Фея-Крёстная желает замуж | страница 107



Я проваливаюсь во тьму…

* * *

— … Айсель, Айсель!

Нежный голосок зовёт, тянет к свету из тёмной бездны.

Привстаю, закашливаюсь, горло нещадно болит. Но стоит двинуться, как спину пронзает болью…

С трудом открываю глаза…

Вместо белоснежных стен медотсека — серый камень пещеры.

Я лежу на каком-то куске меха, рядом, на коленях, зарёванная и растрепанная, заплаканная Ляна.

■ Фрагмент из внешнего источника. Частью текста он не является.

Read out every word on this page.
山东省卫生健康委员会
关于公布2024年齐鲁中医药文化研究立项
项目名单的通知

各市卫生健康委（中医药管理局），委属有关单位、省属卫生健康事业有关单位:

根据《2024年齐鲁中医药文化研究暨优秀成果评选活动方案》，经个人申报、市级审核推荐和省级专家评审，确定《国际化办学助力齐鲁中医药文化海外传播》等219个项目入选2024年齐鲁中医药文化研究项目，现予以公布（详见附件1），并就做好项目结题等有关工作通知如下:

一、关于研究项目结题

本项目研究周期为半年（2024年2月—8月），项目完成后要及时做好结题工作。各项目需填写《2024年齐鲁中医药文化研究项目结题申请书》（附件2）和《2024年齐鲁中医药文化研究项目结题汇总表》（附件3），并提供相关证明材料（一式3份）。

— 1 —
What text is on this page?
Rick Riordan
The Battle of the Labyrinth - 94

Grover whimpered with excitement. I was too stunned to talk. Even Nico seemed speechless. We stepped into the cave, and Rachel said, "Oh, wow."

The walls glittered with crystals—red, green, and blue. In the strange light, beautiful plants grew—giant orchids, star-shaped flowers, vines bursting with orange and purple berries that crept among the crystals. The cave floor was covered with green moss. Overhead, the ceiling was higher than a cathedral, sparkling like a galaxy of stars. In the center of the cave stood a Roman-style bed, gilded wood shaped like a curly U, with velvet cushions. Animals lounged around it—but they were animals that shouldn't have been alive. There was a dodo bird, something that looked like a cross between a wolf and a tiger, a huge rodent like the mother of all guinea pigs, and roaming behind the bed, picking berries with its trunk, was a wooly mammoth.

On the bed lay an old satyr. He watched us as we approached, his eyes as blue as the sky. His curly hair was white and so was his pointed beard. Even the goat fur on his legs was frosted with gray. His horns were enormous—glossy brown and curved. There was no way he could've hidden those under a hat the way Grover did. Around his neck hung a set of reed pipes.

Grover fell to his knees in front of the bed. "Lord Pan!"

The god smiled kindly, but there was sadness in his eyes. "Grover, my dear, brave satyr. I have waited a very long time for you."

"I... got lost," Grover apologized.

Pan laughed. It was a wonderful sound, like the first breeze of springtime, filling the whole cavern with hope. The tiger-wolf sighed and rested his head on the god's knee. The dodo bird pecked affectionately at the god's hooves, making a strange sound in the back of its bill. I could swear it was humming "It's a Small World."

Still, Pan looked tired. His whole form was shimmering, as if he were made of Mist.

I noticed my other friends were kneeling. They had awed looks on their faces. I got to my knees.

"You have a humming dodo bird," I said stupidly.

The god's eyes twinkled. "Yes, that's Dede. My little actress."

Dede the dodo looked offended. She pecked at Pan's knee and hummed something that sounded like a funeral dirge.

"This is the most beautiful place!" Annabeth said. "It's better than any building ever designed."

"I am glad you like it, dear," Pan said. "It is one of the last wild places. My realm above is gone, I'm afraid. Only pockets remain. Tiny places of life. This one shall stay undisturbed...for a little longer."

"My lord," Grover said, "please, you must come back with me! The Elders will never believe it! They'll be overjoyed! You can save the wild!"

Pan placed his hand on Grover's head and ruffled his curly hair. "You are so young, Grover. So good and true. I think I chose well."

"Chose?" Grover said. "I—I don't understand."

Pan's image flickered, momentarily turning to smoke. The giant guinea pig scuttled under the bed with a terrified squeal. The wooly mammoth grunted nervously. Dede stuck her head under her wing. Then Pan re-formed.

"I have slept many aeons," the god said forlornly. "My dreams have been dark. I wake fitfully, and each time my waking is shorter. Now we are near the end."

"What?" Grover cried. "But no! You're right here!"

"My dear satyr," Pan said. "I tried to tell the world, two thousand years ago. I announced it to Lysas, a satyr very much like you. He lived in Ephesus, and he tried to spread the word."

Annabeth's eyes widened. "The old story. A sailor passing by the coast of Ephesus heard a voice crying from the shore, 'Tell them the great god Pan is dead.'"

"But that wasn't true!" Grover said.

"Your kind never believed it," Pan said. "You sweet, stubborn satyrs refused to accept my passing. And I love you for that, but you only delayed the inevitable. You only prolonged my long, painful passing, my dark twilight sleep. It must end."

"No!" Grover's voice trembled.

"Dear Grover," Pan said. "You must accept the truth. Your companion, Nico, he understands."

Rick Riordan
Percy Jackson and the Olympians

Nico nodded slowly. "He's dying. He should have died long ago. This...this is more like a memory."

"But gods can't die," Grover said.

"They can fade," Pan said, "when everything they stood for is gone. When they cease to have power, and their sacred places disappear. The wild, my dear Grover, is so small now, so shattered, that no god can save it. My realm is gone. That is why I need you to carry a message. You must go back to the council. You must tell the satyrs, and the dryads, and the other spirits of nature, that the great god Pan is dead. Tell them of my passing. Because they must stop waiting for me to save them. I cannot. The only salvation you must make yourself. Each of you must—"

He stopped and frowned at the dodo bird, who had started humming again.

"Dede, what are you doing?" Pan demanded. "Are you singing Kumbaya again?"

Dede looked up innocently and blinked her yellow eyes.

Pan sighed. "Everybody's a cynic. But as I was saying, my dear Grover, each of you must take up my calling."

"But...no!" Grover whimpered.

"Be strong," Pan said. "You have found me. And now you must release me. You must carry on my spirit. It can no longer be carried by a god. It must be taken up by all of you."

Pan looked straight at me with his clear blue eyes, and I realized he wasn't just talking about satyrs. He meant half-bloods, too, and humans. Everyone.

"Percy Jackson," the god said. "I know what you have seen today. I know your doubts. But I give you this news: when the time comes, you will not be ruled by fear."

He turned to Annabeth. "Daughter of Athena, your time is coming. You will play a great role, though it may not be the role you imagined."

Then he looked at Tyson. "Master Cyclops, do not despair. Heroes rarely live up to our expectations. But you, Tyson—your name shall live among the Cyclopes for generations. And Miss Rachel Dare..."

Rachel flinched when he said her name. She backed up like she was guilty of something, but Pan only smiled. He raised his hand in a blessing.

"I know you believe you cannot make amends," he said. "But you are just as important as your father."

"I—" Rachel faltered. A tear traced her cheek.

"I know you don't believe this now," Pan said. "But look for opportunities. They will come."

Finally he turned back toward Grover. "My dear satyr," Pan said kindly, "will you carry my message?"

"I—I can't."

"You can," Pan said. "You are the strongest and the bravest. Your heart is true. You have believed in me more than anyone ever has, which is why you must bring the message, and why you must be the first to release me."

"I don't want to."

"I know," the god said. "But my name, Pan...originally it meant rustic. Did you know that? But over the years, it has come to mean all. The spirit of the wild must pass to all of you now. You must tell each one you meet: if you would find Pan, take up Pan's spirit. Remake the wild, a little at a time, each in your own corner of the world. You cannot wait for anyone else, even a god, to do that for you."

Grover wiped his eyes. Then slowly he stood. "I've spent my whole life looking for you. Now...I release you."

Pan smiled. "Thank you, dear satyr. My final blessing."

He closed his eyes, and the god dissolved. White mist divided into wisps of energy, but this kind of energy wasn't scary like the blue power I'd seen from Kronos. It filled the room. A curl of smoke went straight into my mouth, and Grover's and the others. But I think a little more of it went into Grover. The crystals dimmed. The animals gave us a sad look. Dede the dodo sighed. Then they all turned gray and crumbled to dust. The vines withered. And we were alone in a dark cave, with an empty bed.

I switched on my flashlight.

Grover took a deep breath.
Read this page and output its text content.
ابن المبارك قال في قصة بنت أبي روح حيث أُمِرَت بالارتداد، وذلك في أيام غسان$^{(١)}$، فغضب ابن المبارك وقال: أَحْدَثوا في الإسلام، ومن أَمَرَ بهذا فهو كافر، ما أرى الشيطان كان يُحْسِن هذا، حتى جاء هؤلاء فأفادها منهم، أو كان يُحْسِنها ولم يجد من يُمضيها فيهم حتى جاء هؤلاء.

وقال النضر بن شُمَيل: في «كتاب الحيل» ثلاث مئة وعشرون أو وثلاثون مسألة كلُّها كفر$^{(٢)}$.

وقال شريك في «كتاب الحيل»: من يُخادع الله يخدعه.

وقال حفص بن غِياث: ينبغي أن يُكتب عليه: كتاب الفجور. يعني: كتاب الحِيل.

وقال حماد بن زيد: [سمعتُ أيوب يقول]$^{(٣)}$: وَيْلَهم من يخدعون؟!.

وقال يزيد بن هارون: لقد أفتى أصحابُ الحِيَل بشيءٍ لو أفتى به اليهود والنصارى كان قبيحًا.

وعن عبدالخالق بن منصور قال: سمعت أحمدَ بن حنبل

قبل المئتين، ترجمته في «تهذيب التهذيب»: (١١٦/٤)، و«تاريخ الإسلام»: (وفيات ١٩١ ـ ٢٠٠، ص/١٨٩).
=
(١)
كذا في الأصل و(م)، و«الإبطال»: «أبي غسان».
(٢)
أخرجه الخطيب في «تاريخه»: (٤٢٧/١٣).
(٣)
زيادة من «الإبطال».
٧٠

Ощупываю себя. Мои крылья! Будто их кто-то пожевал!

Не сразу всплывает в памяти последнее моё свидание с кудесником. Но когда вспоминаю, охватывает ужас: что с ним стало? Или, действительно, что-то стало со мной?

— Ляна, я — тёмная?

Она кивает и хлюпает носом.

— Но ты болеешь, просто болеешь. Я знаю. Бабушка всегда говорила: когда кто-то болеет, у него вылезает шерсть и хвост уже не пушист.

Грустно хмыкаю:

— Я фея, я не могу болеть.

Ляна разводит руками.

— Хорошо бы, потому что я не умею лечить больных фей.

Откидываюсь на своё импровизированное ложе и грустно смотрю в поросший сталактитами потолок.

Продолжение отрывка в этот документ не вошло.